In exchange comes the collective experience of the partners and certainty on cost and timing. In recent years, the industry has gotten specific in understanding what size projects will benefit most from the P3 model. Bombardier, Canada’s leading mobility solutions provider, is a global leader in rail P3s, and has delivered projects of varying sizes under the P3 model.

Right-sizing P3s

“When P3s opened up a new procurement model for large projects in Canada, the industry began with small projects, such as Vancouver’s Canada Line,” says Guillaume Bouthillier, Vice President and Head of Global Partnerships at Bombardier Transport. “As P3s became more attractive, larger projects were constructed using this model, but they weren’t always as successful.” In the industry, having the right fit is essential.

“The industry is retracting somewhat and seeing that medium-sized projects lend themselves best to the P3 model. There’s a sweet spot, where the project can’t be too small or too big,” he says. Having delivered over 100,000 rail cars and moving half-a-billion people every day in 200 cities, there are a limited number of companies that can bring the kind of global experience that Bombardier has to rail projects.

Integration is key

There are a lot of components that make up any large infrastructure project, but with rail, there‘s another level of complexity, because the trains require maintenance and operation through the life cycle of the decades-long contract. It's different from a highway or bridge, which requires less maintenance. Accordingly, there is a need to bring together a consortium of partners to orchestrate the ensemble of components.
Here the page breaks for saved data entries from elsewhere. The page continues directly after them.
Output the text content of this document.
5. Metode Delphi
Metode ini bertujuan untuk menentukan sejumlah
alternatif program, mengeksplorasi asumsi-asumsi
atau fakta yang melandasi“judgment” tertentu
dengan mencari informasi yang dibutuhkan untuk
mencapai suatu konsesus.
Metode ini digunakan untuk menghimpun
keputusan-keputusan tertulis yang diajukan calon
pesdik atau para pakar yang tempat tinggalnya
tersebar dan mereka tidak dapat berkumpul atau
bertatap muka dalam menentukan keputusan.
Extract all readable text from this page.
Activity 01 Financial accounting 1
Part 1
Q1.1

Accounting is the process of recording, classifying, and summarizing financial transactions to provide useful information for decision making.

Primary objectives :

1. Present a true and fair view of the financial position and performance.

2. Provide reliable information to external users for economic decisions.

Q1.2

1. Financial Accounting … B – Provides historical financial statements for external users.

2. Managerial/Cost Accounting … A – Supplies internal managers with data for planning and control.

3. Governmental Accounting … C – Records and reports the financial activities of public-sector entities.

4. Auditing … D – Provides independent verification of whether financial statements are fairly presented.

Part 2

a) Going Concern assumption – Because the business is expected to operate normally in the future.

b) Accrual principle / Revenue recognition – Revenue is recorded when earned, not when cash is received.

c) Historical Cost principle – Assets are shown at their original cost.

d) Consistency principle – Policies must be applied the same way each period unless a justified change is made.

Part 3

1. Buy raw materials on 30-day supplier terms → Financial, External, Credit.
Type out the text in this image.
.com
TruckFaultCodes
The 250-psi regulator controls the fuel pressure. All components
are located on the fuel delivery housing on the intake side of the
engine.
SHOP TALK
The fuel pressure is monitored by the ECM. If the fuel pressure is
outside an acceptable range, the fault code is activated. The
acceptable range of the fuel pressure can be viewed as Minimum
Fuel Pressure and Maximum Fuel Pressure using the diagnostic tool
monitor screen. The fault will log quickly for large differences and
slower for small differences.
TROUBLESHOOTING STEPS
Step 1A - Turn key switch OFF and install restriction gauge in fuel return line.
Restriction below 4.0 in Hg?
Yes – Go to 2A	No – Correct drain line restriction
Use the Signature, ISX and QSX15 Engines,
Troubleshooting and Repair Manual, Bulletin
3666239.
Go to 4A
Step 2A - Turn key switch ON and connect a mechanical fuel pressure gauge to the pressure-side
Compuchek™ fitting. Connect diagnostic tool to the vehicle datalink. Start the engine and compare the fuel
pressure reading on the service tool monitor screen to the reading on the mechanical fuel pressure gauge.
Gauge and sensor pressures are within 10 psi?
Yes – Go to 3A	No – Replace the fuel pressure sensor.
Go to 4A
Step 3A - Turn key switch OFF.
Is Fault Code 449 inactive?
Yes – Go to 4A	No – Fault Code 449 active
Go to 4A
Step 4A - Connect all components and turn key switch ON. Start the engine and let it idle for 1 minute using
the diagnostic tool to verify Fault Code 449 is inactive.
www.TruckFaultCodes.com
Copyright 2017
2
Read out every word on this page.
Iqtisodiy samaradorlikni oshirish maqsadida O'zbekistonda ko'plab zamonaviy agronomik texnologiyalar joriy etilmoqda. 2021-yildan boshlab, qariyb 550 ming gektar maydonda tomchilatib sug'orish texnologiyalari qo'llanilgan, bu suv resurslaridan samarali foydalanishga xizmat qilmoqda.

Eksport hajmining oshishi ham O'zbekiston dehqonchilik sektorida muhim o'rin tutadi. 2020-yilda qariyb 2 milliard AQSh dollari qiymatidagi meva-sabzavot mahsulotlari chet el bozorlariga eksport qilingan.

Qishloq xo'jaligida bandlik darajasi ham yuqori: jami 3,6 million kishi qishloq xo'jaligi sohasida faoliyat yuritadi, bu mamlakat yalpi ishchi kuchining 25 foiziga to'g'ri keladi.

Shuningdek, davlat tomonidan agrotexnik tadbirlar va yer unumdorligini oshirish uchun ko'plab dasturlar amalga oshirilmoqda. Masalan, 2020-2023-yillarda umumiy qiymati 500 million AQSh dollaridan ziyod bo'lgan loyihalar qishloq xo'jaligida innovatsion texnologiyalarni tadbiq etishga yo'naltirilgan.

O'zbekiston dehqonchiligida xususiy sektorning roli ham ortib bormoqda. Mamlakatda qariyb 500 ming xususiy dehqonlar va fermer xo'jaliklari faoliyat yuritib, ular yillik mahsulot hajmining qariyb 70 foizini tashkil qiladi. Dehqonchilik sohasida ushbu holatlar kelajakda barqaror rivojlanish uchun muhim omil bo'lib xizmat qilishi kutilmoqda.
“Projects that tend to be successful are the ones where there is a holistic approach to solutions,” says Bouthillier. “Without this, you can have trains that don’t fit, or tunnels not built to the right dimensions, or weight issues on the tracks.” While these issues can often be fixed, they end up delaying projects and costing taxpayers more.

Bouthillier acknowledges that P3s are not the best solution for every project, but when it is the right model, early planning is a strong contributor to success. Planning allows for the right players to come together to manage the integration and assume the appropriate risk that will translate into good value for the taxpayer and the end user. This is important because it’s the user that is living the experience and wants to know that it’s safe, comfortable, and operates as it should. He adds that there have been some large rail projects in the UK that were derailed because they were too large to integrate correctly. These projects later ended up getting cancelled, which cost taxpayers a considerable amount of money.

According to Bouthillier, Edmonton’s light rail Valley Line, currently under construction, is a good example of what a well-integrated P3 project can deliver. Four partners, including Bombardier, have formed TransEd, which is overseeing the five-year design-build and the 30-year operation and maintenance of the rail line. “This is the perfect size project — just under two billion dollars — for a P3 of this kind,” says Bouthillier. “The smaller size of this project made it easier to bring together the right team, and we’ve even incorporated the city’s urban planning into the project.”